Through you, I started to regain part of my past. My cousinʼs new girlfriend. A random woman I met on the bus last week. My old hair stylist Henry (who has now become Henrietta). The guy with the lazy eye who lived on my college dorm floor. Remember? The one who used to wander the halls at three oʼclock in the morning, wearing nothing but a knit afghan and rainbow-colored beanie? Not that I tried to look. Well, maybe. But only once or twice. He had the unfortunate habit of wearing the afghan on his head and the beanie around his waist. I used to think he had potential. He had kind eyes. Or maybe it just seemed that way. He was, after all, probably under other influences.

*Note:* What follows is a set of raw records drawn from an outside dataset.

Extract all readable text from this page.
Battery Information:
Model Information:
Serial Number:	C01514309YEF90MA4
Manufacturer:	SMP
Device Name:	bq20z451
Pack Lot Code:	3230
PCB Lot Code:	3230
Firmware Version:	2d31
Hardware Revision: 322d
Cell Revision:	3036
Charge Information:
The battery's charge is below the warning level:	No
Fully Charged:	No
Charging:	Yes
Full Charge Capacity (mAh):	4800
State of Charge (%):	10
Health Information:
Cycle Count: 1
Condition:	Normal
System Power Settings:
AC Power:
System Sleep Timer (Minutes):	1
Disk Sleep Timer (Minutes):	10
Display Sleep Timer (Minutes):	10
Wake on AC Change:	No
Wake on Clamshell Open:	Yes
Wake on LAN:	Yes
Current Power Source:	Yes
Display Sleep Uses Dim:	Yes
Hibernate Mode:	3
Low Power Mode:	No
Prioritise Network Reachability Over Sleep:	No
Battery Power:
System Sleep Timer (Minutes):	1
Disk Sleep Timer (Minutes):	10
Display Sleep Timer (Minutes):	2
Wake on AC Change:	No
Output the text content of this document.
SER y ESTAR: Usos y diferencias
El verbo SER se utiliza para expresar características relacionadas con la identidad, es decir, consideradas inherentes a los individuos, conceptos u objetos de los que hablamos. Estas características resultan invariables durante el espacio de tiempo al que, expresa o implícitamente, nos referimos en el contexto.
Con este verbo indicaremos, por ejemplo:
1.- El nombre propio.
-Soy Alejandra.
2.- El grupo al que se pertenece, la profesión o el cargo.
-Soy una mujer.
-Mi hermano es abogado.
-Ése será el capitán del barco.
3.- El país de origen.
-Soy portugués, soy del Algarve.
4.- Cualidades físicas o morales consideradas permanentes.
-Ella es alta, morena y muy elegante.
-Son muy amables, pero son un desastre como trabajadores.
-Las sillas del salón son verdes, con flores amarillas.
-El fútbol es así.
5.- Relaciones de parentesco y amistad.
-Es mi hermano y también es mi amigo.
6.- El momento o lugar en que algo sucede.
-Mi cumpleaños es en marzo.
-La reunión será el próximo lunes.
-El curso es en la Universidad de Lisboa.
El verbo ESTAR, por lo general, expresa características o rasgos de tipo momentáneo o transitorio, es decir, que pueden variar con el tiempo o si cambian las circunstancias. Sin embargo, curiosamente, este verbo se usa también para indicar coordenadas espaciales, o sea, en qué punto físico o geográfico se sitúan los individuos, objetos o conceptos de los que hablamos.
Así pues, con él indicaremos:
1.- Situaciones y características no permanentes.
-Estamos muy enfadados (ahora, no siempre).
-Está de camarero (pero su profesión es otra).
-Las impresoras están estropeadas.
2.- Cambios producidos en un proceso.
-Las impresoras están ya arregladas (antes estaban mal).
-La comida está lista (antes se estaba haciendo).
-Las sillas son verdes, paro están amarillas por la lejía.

Facebook, in those days, I could have curled up next to you all day, perusing your Top News offerings, your friend suggestions, your horoscopes. In my oxytocin-induced state I allowed my dishes to pile up and dust bunnies of Wild Wild West proportions to fill my apartment. Facebook, in all honesty, the first few months were great. There was never a dull moment. No subject was so mundane, nothing too existentially profound that it could not be distributed, like fresh and fragrant manure, amongst my ʻfriendsʼ via your handy status-sharing device. Whatʼs for breakfast? What does the weather forecast look like tonight? Whatʼs the general consensus on libertarianism, from both economic and social standpoints? What is the meaning of life? You were like my own private oracle of Delphi.

But, Facebook, you do have a shadow side. I know youʼre seeing other people behind my back, despite the fact that you agreed not to. Couldnʼt you use some discretion, at least for my sake? I donʼt want to see pictures of your other girlfriends-- at salsa night, at the baseball game, huddled together on a towel at the beach sipping fruity drinks?
You and your philandering are plunging my poor unfortunate soul into a placeTibetan Buddhists refer to as hungry ghost hell. Here notable personages from the past and present hover unceasingly like psychic vampires. Other notable features of this realm include fiery red pokers inserted into the rectum at regular intervals. Iʼm totally serious here. Why, Facebook? Are your other girlfriends smarter than me? Nicer than me? Better-looking than me? More likable than me?

Really, Facebook! Our relationship is forcing me to enjoy searing colonoscopies at a rate more frequent than is desirable or advisable. I really think the end (no pun intended) is on the horizon.

Facebook, Youʼre so 1950ʼs! So status quo! Undo your shirtsleeves a little! Put down the dry martini! Get out of the office once in a while! This is the 2010s! Donʼt pigeonhole me with your narrow categories: Line of work. Educational accomplishments. Relationship status. Personal appearance. Size of social network. Humanity has operated for too long with the determinants of success so narrowly defined. Pshaw! Why do you make life into a checklist? Why the common conception that passage into adulthood is achieved at the point where one is able to ʻcheckʼ off each of these elements? Does life not intervene sometimes to uproot us from a job, a friendship, a relationship, despite our best efforts? You need some new categories. How about: Favorite book? Favorite vegetable? Favorite yoga pose?